Other fun stuff included the chance to "call" a recorded race for radio or television, to wave the race flags for a picture and to see what sitting in a race car feels like.

This is a place made with fans in mind, with plenty to touch and do, no restrictions on cameras or other recorders, and detailed trivia for buffs, such as Jeff Burton's race weekend schedule, right next to games for kids.

And there is plenty of history to check out, particularly in the fourth floor Heritage Speedway and Honoring Our Legacy sections. The cars from the Allison-Yarbrough 1979 Daytona 500 crash that put NASCAR firmly in the public view are there. So is the racing jacket Fireball Roberts wore in 1963 just days before his death, plus trophies and flags and sponsor memorabilia galore.

The only letdown here was M&M's Most Colorful Fan of NASCAR room. Set off by a long walkway, it beckoned as an area to celebrate fans. It was a single photo of one contest winner.

After that, it was downstairs to the shop and then out to lunch. (The museum has only some vending machines - no food allowed in exhibits - a small cafe on the second floor and one attached restaurant, Buffalo Wild Wings.) We were hungry after four hours inside.

That's right: four hours. The time flew by, although at the end we all felt that we had so much fun and yet hadn't seen everything we wanted to see.

And we were still curious about what the museum has in storage for future displays. That means, of course, another trip to the Hall of Fame. Can't wait.

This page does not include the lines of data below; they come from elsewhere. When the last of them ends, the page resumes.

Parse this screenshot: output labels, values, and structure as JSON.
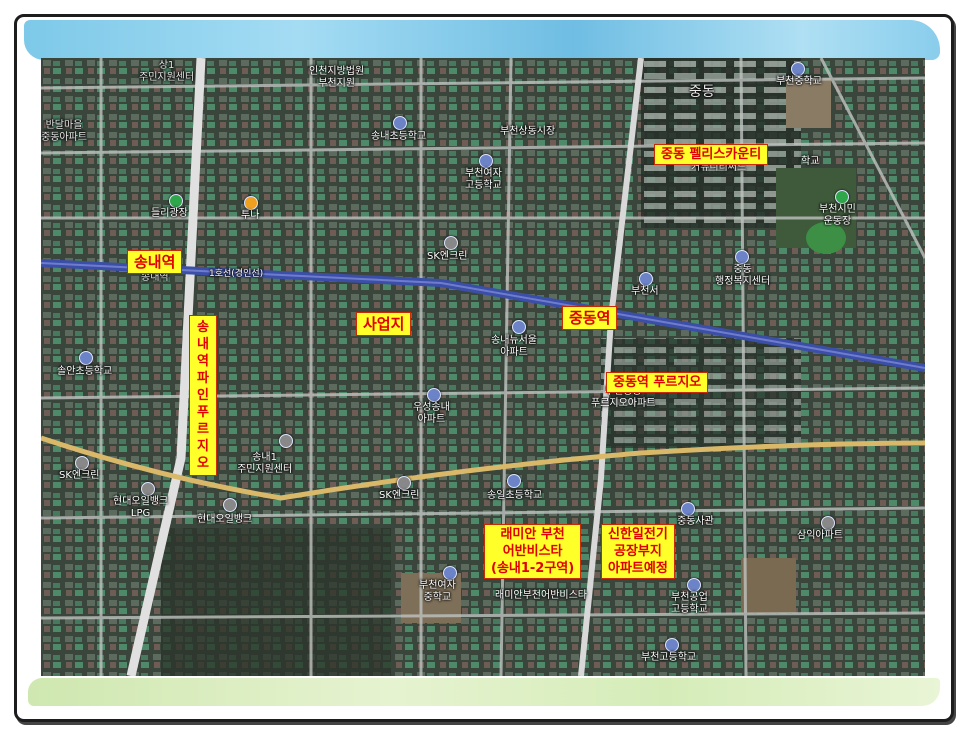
{
  "map": {
    "place_labels": {
      "sang1_center": "상1\n주민지원센터",
      "incheon_court": "인천지방법원\n부천지원",
      "banhamaeul": "반달마을\n중동아파트",
      "songnae_elem": "송내초등학교",
      "bucheon_sangdong_market": "부천상동시장",
      "jungdong": "중동",
      "bucheon_mid_school": "부천중학교",
      "bucheon_girls_high": "부천여자\n고등학교",
      "jungdong_area_school": "학교",
      "jungdong_apt_text": "커뮤니티써드",
      "dolri_plaza": "들리광장",
      "tuna": "투나",
      "bucheon_citizen_stadium": "부천시민\n운동장",
      "sk_enclean_1": "SK엔크린",
      "line1": "1호선(경인선)",
      "jungdong_admin": "중동\n행정복지센터",
      "bucheonseo": "부천서",
      "songnae_station_small": "송내역",
      "songnae_newseoul": "송내뉴서울\n아파트",
      "songan_elem": "솔안초등학교",
      "jungdong_prugio_apt": "부천중동\n푸르지오아파트",
      "woosung_songnae": "우성송내\n아파트",
      "songnae1_center": "송내1\n주민지원센터",
      "sk_enclean_2": "SK엔크린",
      "sk_enclean_3": "SK엔크린",
      "hyundai_oilbank_lpg": "현대오일뱅크\nLPG",
      "hyundai_oilbank": "현대오일뱅크",
      "songil_elem": "송일초등학교",
      "jung_building": "중동사관",
      "samik_apt": "삼익아파트",
      "bucheon_girls_mid": "부천여자\n중학교",
      "raemian_urban_small": "래미안부천어반비스타",
      "bucheon_tech_high": "부천공업\n고등학교",
      "bucheon_high": "부천고등학교"
    },
    "callouts": {
      "songnae_station": "송내역",
      "saeopji": "사업지",
      "jungdong_station": "중동역",
      "jungdong_palace": "중동 펠리스카운티",
      "songnae_prugio": "송\n내\n역\n파\n인\n푸\n르\n지\n오",
      "jungdong_prugio": "중동역 푸르지오",
      "raemian": "래미안 부천\n어반비스타\n(송내1-2구역)",
      "shinhan": "신한일전기\n공장부지\n아파트예정"
    },
    "colors": {
      "callout_bg": "#ffff2a",
      "callout_text": "#e00000",
      "rail": "#3b4fa8",
      "road": "#d9b86a"
    }
  }
}
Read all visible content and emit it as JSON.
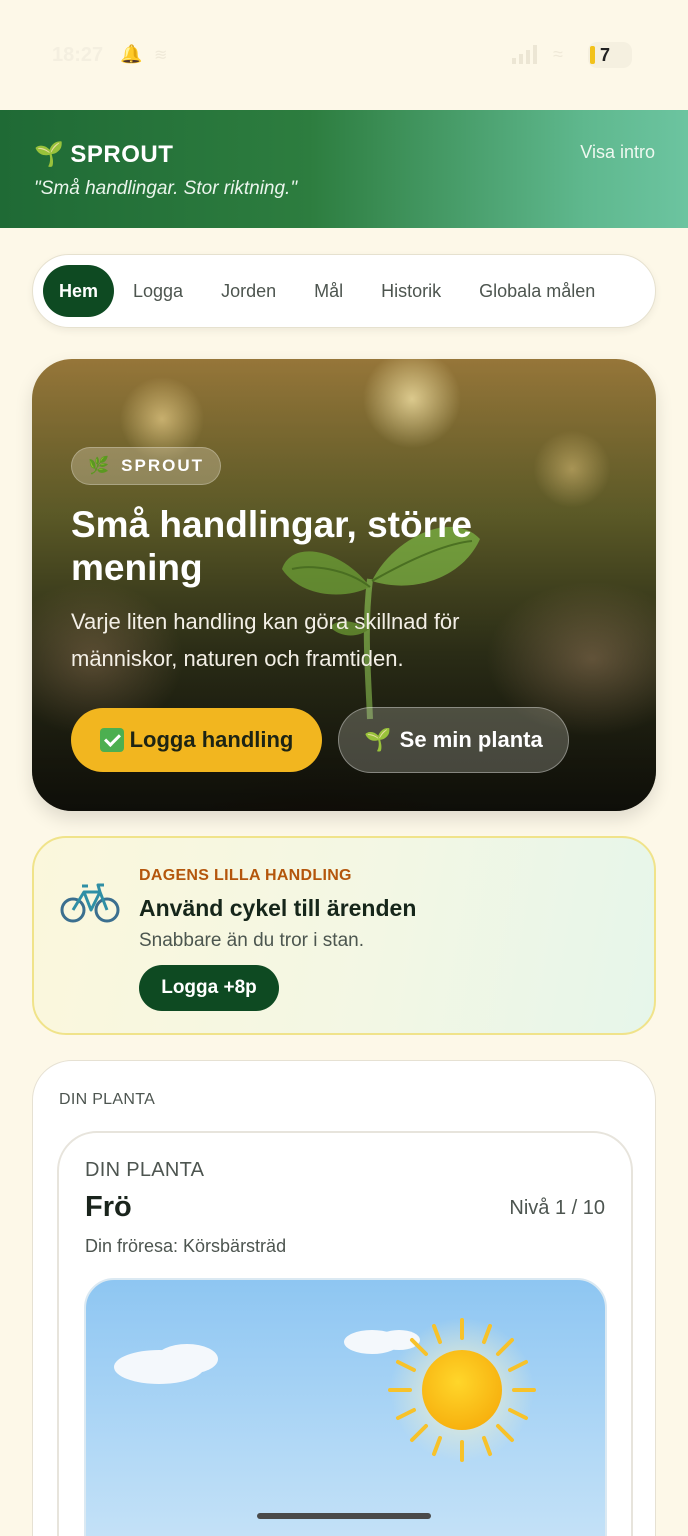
{
  "status_bar": {
    "time": "18:27",
    "battery": "7"
  },
  "header": {
    "brand_icon": "seedling-icon",
    "brand": "SPROUT",
    "tagline": "\"Små handlingar. Stor riktning.\"",
    "intro_link": "Visa intro"
  },
  "tabs": [
    {
      "label": "Hem",
      "active": true
    },
    {
      "label": "Logga"
    },
    {
      "label": "Jorden"
    },
    {
      "label": "Mål"
    },
    {
      "label": "Historik"
    },
    {
      "label": "Globala målen"
    }
  ],
  "hero": {
    "badge_icon": "herb-icon",
    "badge": "SPROUT",
    "title": "Små handlingar, större mening",
    "subtitle": "Varje liten handling kan göra skillnad för människor, naturen och framtiden.",
    "primary_button": "Logga handling",
    "secondary_button": "Se min planta"
  },
  "daily": {
    "icon": "bicycle-icon",
    "eyebrow": "DAGENS LILLA HANDLING",
    "headline": "Använd cykel till ärenden",
    "description": "Snabbare än du tror i stan.",
    "button": "Logga +8p"
  },
  "plant": {
    "section_label": "DIN PLANTA",
    "card_label": "DIN PLANTA",
    "stage": "Frö",
    "level": "Nivå 1 / 10",
    "seed": "Din fröresa: Körsbärsträd"
  },
  "colors": {
    "brand_dark": "#0e4a22",
    "accent_yellow": "#f2b61f",
    "eyebrow_orange": "#b4560c",
    "background": "#fdf8e8"
  }
}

Jeffrey S. Solochek travels to Charlotte and other racing cities with his son's quarter midget racing team throughout the year. He can be reached at or (813) 909-4614.

* * *


NASCAR Hall of Fame Museum

400 E Martin Luther King Junior Blvd., Charlotte, N.C.; (704) 654-4400; The museum is open every day except for Easter, Thanksgiving and Christmas. Hours are 10 a.m. to 6 p.m. Monday through Saturday and noon to 6 p.m. Sunday. General admission: adults, $19.95; military/seniors, $17.95; children, $12.95. Parking: $3 for first 30 minutes, $1 each additional 30 minutes, $15 daily maximum.